ここから、「比」が次のように計算された。
(前面上+背面上)/(前面外+背面外)すなわち(79+82)/(238+238)=161/476=0.338。
血球量(上記の公式(A)を使用する)=
(0+4)+(606+622)+[(0+0)+(17+0)+(54+0)]/3、
すなわち1232+71/3=1255.7。
上変化=
前面上変化+背面上変化=
4.57+6.42=10.99
試験の基準は、比<.75かつ
比・血球量<1000かつ
血球量・上変化<2000であるので、
上記の計算から
0.338は<0.75でありかつ
0.338・1255.7≡424は<1000でありかつ、
1255.7・10.99≡13,800は<20,000となる。
3つの条件がすべて満たされたので、この試料は溶血としてフラグを立てられた。
【0077】
〔例2−範囲外特徴〕
例1の結果は、上記で説明したように範囲外パラメータの存在の有無についても照合される。そのため、血球バランスが|(86+37)−(159+51)|として計算されたので、血球バランス=87であった。血球バランス試験の基準は73,600であるので、答えは無である。
【0078】
「傾斜」も照合され、「傾斜」>4500かが判定される。
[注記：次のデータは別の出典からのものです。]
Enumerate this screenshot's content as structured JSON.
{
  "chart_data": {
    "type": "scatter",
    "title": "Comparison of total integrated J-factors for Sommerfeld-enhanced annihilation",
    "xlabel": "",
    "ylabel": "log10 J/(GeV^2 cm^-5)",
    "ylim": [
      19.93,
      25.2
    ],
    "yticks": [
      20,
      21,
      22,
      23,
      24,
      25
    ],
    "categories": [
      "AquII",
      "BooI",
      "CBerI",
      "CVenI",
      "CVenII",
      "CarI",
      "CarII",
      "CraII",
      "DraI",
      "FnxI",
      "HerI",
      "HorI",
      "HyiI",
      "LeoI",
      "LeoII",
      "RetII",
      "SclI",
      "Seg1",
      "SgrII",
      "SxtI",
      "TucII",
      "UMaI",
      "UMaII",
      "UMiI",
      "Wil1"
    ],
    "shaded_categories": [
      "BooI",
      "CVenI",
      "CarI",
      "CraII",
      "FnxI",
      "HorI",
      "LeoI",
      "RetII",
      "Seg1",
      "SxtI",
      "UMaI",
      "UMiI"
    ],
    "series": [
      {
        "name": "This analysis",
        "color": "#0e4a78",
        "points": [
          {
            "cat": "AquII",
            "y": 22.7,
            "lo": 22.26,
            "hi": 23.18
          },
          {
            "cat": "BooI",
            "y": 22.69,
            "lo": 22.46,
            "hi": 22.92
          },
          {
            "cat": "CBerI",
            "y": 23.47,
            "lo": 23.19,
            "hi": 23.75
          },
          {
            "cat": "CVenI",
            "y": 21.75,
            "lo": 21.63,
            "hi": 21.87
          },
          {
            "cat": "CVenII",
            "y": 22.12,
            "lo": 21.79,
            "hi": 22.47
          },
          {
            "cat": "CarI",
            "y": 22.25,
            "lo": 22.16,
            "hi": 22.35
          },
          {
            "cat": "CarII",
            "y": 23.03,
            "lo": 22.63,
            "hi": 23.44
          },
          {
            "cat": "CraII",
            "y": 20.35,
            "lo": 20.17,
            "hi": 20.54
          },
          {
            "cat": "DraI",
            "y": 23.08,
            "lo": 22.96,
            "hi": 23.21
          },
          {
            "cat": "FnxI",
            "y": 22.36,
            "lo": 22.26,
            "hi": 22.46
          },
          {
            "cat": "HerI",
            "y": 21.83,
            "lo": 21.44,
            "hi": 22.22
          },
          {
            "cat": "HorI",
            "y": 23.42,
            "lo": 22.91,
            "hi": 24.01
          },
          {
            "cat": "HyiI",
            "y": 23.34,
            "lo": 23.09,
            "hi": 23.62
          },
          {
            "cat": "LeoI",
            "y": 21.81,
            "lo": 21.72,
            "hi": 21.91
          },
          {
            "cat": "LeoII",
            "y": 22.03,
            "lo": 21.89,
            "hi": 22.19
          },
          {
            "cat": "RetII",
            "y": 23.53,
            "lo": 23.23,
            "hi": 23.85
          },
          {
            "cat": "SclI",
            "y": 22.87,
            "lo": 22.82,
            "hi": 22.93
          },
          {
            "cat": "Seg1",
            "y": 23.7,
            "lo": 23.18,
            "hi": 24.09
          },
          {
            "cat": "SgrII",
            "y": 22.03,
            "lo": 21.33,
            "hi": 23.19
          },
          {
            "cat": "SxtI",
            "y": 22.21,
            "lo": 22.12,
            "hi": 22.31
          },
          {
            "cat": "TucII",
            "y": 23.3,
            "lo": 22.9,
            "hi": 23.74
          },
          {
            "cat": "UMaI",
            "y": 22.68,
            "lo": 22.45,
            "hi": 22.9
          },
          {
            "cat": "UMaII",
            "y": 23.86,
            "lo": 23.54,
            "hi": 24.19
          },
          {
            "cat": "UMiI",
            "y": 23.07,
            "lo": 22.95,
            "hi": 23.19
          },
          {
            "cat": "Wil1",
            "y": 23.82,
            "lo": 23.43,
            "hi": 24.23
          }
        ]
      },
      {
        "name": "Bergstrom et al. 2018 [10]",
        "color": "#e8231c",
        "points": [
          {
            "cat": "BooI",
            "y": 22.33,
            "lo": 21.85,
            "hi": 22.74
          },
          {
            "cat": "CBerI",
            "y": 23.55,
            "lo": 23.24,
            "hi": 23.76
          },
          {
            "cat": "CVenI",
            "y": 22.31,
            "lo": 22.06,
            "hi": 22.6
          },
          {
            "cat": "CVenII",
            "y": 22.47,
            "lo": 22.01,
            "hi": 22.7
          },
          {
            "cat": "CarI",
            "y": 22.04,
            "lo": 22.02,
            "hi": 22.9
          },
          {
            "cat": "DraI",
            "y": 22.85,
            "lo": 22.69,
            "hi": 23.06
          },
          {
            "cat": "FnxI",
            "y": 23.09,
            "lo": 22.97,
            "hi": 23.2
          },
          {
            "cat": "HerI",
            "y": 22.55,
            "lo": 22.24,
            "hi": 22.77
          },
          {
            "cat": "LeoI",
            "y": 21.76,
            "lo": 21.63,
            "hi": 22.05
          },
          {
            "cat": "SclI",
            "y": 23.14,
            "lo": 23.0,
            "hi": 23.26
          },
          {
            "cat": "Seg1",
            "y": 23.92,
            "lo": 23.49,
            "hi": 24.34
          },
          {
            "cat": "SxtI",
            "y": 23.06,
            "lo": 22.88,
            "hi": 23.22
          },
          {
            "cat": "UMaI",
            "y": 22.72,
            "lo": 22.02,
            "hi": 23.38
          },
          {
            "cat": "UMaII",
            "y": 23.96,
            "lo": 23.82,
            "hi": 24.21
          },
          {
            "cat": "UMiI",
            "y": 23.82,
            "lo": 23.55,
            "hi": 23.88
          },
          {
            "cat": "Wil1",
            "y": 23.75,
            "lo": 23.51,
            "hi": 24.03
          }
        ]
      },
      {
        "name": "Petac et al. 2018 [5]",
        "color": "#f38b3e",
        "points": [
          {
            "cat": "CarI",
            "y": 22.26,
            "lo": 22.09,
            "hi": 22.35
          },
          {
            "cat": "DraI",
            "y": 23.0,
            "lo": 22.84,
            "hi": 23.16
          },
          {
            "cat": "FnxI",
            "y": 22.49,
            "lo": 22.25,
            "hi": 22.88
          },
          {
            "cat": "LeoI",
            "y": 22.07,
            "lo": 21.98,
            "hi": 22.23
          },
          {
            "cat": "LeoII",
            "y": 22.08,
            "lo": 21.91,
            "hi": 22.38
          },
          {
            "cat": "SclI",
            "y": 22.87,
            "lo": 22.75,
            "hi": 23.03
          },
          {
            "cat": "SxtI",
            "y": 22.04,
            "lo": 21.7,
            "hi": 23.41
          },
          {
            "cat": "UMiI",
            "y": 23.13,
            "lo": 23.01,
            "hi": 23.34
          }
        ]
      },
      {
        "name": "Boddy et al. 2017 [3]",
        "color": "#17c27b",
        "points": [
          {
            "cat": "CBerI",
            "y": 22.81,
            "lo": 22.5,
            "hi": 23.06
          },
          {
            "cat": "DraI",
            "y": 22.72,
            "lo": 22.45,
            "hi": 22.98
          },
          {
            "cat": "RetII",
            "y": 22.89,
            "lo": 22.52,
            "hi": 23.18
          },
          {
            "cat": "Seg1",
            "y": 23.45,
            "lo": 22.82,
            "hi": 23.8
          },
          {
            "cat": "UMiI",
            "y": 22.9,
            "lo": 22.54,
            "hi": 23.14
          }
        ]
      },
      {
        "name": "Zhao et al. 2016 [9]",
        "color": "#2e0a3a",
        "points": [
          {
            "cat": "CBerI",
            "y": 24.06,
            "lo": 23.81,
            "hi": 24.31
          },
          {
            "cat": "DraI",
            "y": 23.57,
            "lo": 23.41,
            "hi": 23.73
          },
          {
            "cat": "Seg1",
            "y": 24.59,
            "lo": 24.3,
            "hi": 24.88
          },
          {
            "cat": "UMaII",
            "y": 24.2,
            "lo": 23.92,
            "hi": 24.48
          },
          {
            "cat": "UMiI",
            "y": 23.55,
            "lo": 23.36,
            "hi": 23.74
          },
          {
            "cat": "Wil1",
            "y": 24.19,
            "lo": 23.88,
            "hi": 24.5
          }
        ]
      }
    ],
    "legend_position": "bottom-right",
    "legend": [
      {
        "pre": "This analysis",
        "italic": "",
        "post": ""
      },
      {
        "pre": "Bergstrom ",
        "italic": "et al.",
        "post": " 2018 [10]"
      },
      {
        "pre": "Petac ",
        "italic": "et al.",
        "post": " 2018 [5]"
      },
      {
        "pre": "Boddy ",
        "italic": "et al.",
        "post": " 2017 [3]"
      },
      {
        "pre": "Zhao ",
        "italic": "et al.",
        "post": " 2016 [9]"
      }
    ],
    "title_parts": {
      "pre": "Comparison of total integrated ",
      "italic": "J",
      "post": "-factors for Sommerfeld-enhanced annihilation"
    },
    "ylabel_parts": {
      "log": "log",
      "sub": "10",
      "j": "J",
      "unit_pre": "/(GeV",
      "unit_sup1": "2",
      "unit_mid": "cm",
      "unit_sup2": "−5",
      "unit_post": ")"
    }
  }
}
ここでは傾斜=110+63=173であり、>4500ではない。
【0079】
最後に「残余」が照合され、残余>2000かが確認される。ここでは残余=205+111、すなわち316であり、>2000ではない。この例は範囲外ではない。
【0080】
本発明を実行する際「範囲外」試験は最初に行われるが、それはもし範囲外ならば、溶血試験を行う必要はなく、コンピュータもそれを行わないからである。
【0081】
〔例3−血球の不足〕
例1が繰り返されたが、今回はごく少ない血球が沈殿した、すなわちわずか3μLの量だけが使用された。表IIIは検出された読み取り値とそれによる計算を示す。
表III
特徴 前面 背面
陽性部分 0 0
陰性部分 313 435
ゾーン1 0 8
ゾーン2 6 16
ゾーン3 0 0
傾斜 27 16
残余 43 36
B左 22 54
B右 32 38
ここから、血球の不足に関する計算が次の結果を生じた。[(0+0)+(313+435)]+0.33・[(0+8)+(6+16)+(0+0)]、これは=758であり、確かに<800である。従って、この結果は「血球の不足」としてフラグを立てられた。
【0082】
〔例4−血球の過多〕
例1が繰り返されたが、今回は50μLの量を加えることによって故意に多すぎる量の血球が追加された。表IVは検出された読み取り値とそこから行われた計算を示す。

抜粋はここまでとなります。